A well-known writer told me that it sometimes happened to him, while he was writing, to forget himself completely; at such times he no longer wrote the truth as he saw and felt it consciously, but transmitted pure and unforeseen inspiration.

Such portions, said this author, are judged by the public as containing the greatest degree of beauty and truth.

When a great orator thrills a crowd, he certainly does nothing more than repeat what is already in the thoughts of each member of that crowd; every individual present had, as it were, in his subconsciousness, the same thought that is expressed by the orator, which was taking form within him but had not yet matured and which he would not have had the knowledge or the ability to express. The orator, as it were, matures and extracts from him that new thought which was taking shape within him; his better part, which after light is shed upon it will have the power to elevate him. But no orator could ever persuade a crowd with ideas that do not already exist in that crowd, and which consequently, are not part of the truth of their age.

The orator is like the centre of gravity, inasmuch as he gives form and equilibrium to the scattered and timid thought of the crowd.

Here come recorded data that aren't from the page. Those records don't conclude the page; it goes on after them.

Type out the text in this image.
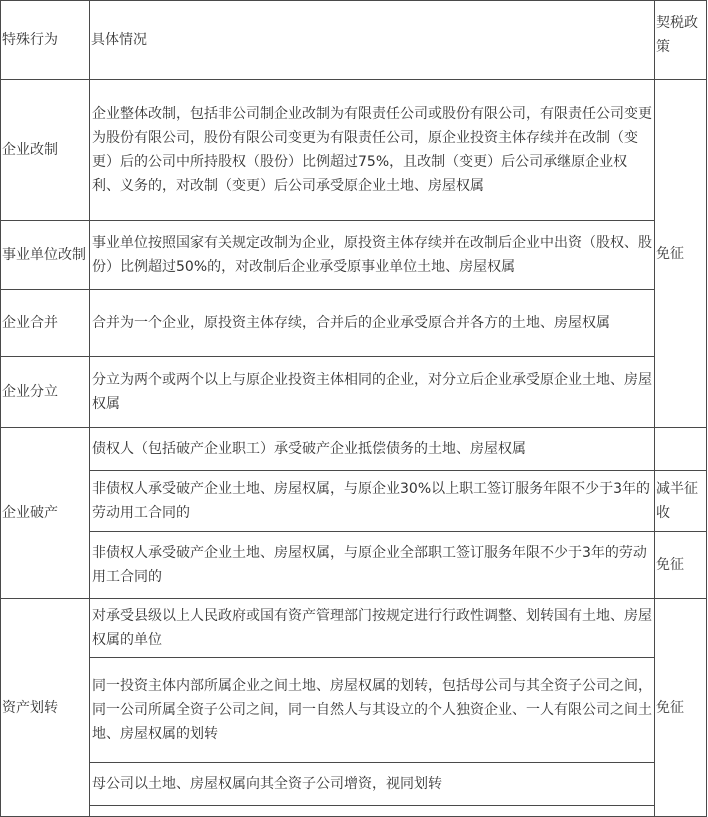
特殊行为	具体情况	契税政策
企业改制	企业整体改制，包括非公司制企业改制为有限责任公司或股份有限公司，有限责任公司变更为股份有限公司，股份有限公司变更为有限责任公司，原企业投资主体存续并在改制（变更）后的公司中所持股权（股份）比例超过75%，且改制（变更）后公司承继原企业权利、义务的，对改制（变更）后公司承受原企业土地、房屋权属	免征
事业单位改制	事业单位按照国家有关规定改制为企业，原投资主体存续并在改制后企业中出资（股权、股份）比例超过50%的，对改制后企业承受原事业单位土地、房屋权属	
企业合并	合并为一个企业，原投资主体存续，合并后的企业承受原合并各方的土地、房屋权属	
企业分立	分立为两个或两个以上与原企业投资主体相同的企业，对分立后企业承受原企业土地、房屋权属	
企业破产	债权人（包括破产企业职工）承受破产企业抵偿债务的土地、房屋权属	
	非债权人承受破产企业土地、房屋权属，与原企业30%以上职工签订服务年限不少于3年的劳动用工合同的	减半征收
	非债权人承受破产企业土地、房屋权属，与原企业全部职工签订服务年限不少于3年的劳动用工合同的	免征
资产划转	对承受县级以上人民政府或国有资产管理部门按规定进行行政性调整、划转国有土地、房屋权属的单位	免征
	同一投资主体内部所属企业之间土地、房屋权属的划转，包括母公司与其全资子公司之间，同一公司所属全资子公司之间，同一自然人与其设立的个人独资企业、一人有限公司之间土地、房屋权属的划转	
	母公司以土地、房屋权属向其全资子公司增资，视同划转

Carducci[50] says "the art of the lyric poet consists in this: to express what is common to all in the form in which he has created it anew and specially in his mind; or rather to give to the thought which is peculiar to himself an imprint of universal understanding, so that each one looking into it may recognise himself."


When we think of the brilliant concept of the medial man, we behold a fundamental and profound principle: the necessity of hybridism and consequently of a profound intermixture of races; all of which goes side by side with the spread of civilisation, and the increased facilities of traveling and of communication between different communities. Connected with these material advantages is the moral progress which leads to a realisation of perfect brotherhood between men that is rendered steadily more possible by environment, and is sanctioned little by little by laws and customs; whereas at the start it was only an ethical or mystical theory.

While the physical formations of the races are becoming merged, the racial customs are also blending and disappearing in a single civilisation, in one sole form of thought. If, at one time, the powerful race was the one united to its territory, faithful to its customs, adhering to its moral code and its religion, all this melts away in the presence of universal hybridism which actually means the birth of a new generation of men and a new outlook upon life.

When we contemplate the morphologically medial man, he seems to stand as a symbol of unlimited universal progress. His realisation seems to demand very lofty standards of morality and civilisation.